Crunch time? Good news: That doesn’t have to mean actual crunches. Or planks. Chosen by NYC-based trainer Rebecca Kennedy, these six moves will do an amazing job of strengthening your midsection—from all the angles.

And while there’s nothing wrong with sticking to the classics (after all, planks are fitness mainstays for a reason), you definitely don’t have to continue doing that monotonous abs routine you’ve done 100 times. But don’t forget—if you want to see results, you need to stick with a regular training routine that works your entire body, log cardio workouts, and maintain a healthy, balanced diet. But when you want to mix up your core workout, try these seriously effective moves, as shown by Kennedy herself.

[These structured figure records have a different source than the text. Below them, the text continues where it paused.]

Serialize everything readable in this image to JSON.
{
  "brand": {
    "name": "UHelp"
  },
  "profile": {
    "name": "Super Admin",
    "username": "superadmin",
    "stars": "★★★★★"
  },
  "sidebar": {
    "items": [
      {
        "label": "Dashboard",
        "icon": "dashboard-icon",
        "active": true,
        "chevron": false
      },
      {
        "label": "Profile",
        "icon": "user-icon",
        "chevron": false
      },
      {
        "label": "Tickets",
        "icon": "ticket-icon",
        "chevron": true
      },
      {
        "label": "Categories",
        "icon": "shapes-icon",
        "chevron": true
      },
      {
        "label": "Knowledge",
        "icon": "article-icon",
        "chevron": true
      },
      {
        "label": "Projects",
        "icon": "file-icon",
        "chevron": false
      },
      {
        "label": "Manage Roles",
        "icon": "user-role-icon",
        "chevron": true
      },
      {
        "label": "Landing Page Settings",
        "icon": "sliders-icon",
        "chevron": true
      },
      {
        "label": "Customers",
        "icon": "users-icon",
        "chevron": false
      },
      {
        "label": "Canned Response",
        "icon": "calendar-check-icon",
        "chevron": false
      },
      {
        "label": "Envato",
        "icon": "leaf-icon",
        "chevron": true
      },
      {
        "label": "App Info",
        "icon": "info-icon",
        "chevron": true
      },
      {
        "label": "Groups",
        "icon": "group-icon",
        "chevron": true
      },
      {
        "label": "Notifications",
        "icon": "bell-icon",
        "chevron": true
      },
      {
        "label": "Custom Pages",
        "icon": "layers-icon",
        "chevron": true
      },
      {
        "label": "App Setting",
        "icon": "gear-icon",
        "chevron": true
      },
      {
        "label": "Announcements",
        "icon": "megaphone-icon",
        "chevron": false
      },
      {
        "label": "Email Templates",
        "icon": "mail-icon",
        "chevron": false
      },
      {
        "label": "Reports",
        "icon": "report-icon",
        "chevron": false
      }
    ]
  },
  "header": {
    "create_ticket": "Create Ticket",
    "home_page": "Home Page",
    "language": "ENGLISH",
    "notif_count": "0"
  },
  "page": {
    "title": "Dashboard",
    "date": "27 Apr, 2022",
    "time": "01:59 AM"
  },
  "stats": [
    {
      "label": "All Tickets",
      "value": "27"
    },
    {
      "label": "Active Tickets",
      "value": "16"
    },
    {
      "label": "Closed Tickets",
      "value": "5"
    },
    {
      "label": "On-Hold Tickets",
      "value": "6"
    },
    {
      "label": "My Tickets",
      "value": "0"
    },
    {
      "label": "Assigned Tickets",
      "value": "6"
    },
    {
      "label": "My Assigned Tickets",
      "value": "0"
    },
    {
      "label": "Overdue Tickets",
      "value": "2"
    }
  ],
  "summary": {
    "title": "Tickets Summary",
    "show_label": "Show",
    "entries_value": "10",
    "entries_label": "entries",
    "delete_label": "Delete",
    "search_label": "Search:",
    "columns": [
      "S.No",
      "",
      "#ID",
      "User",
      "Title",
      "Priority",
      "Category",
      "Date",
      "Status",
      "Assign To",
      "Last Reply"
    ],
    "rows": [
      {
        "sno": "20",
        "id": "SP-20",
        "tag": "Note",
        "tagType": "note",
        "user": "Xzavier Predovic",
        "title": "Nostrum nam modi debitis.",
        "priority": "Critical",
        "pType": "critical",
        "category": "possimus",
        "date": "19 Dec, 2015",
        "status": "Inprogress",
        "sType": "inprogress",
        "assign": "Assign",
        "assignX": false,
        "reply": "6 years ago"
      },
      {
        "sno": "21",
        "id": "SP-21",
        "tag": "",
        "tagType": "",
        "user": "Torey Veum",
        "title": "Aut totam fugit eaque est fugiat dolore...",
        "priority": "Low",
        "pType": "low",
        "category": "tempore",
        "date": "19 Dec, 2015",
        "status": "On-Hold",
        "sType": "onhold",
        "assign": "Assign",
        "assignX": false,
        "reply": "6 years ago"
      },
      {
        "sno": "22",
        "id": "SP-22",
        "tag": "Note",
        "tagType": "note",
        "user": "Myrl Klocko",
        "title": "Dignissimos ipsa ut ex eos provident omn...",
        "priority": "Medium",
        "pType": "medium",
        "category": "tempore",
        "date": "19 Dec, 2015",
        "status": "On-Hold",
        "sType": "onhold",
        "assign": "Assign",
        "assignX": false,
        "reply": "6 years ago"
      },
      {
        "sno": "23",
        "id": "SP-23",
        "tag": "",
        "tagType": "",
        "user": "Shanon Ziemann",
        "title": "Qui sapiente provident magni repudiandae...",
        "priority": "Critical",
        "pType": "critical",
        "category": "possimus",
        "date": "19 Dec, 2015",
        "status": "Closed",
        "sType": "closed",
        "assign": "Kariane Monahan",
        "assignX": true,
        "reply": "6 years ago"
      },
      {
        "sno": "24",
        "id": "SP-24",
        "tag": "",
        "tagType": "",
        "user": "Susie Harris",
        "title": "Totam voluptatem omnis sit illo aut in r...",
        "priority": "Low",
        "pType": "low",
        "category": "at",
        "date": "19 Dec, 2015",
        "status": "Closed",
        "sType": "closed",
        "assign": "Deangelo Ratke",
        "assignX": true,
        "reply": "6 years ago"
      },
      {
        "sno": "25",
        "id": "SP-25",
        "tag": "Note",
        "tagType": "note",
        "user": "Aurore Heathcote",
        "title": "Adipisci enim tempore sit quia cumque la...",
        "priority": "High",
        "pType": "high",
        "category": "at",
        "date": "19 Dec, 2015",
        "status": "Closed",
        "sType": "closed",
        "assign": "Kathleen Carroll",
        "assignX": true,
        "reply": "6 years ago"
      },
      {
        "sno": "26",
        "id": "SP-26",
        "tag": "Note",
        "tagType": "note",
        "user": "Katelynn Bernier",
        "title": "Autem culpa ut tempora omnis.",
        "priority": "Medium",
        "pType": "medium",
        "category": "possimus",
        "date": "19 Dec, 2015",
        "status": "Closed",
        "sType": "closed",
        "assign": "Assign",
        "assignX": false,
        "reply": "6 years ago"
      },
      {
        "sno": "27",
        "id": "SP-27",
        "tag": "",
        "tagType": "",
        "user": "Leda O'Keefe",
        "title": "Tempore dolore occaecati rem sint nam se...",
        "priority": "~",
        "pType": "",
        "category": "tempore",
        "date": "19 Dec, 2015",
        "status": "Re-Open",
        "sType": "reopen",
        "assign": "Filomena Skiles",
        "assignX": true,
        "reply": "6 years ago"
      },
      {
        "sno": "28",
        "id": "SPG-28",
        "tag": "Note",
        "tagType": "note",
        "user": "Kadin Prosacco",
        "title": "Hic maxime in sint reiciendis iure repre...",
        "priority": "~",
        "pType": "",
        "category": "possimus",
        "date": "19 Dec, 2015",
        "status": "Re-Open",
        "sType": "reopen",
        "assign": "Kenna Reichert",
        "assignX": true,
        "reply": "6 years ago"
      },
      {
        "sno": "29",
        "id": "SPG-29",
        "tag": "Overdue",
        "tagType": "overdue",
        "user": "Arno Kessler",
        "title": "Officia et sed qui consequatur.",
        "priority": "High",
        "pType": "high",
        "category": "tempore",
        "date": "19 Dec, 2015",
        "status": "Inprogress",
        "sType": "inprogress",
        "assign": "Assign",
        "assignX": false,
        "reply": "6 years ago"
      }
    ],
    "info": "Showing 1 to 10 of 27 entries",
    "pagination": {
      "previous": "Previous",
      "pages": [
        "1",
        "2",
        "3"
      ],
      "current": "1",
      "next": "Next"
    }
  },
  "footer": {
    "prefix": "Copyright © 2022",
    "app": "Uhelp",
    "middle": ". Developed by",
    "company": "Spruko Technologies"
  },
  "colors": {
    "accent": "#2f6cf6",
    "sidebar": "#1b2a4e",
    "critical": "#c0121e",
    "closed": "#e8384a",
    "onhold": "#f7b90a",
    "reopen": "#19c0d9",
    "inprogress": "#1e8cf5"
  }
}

1. Kneeling Twisting Deadlift

  • Start in a kneeling position with your shoelaces on the floor and your hands behind your head.
  • Drive your hips back as you lower your chest towards the floor, maintaining a flat back and braced core.
  • Lift your upper body back to starting position. As you’re coming up, squeeze the glutes and drive the hips forward. 
  • Once your body is upright, twist your upper body to the left, then to the right. 
  • Continue for 45 seconds.


2. Hollow Body Hold

  • Start on your back with your arms in the air with wrists above your shoulders and your legs bent at 90 degrees.
  • Lift your head, neck, and shoulders off the floor.
  • Extend your legs out straight, as low as you can maintain contact with your lower back on the floor. 
  • Hold this position for 30 seconds. Then rest for 15 seconds and do this two more times.
  • If you want an extra challenge, add a weight to this move (like a dumbbell or an 8-12kg kettlebell, as shown). Press the weight to the ceiling while holding the hollow body position.

3. Bird Dog Sweep

  • Start on your hands and knees in tabletop position with your wrists above your shoulders and your knees below your hips.
  • Inhale and extend your right arm forward and left leg back, maintaining a flat back and square hips.
  • Squeeze your abs and exhale as you draw your right elbow to your left knee.
  • Extend back out to start.
  • Now sweep your right arm out to the right with your palm down, and your left leg out to the left, with the inner thigh facing the floor. Return to start.
  • Do 5 reps, then switch sides.

4. Dead Bug Burner

  • Lie flat on your back with your arms and legs pointing straight up to the ceiling. Feet should be flexed. 
  • Extend your left arm backward and your right leg forward while maintaining a flat back and square hips.
  • Squeeze your abs and exhale as you draw your limbs back to the starting position.
  • Now sweep your left arm out to the left, palm up, and lower your right leg out to the right with the inner thigh facing the ceiling. Return to start.
  • Be sure to keep your torso against the ground throughout the entire exercise.
  • Continue alternating sides for 45 seconds.


5. Split-Stance Woodchop

  • Start in a split stance position with your right leg back and left leg forward. Maintain soft bend in the knees and keep your back heel lifted (you’ll be on the ball of your right foot).
  • Raise a medium-weight medicine ball over your right shoulder, engaging the abs and taking a deep breath in.
  • Exhale and swing the ball down towards your left hip, twisting the upper body only. Be sure to keep your hips facing foward.
  • Continue this movement for 30 seconds, then switch sides. Do three sets.

6. Bear Kick-Through

  • Start on your hands and knees in tabletop position.
  • Now lift your knees off the floor about six to eight inches. This is your “bear” position.
  • Keeping your core tight, squeeze your glutes and twist knees to the left. Kick your right leg under your torso to the left.
  • Come back to your bear position and kick your left leg under and to the right.
  • Continue alternating directions for 30 seconds. Do three sets.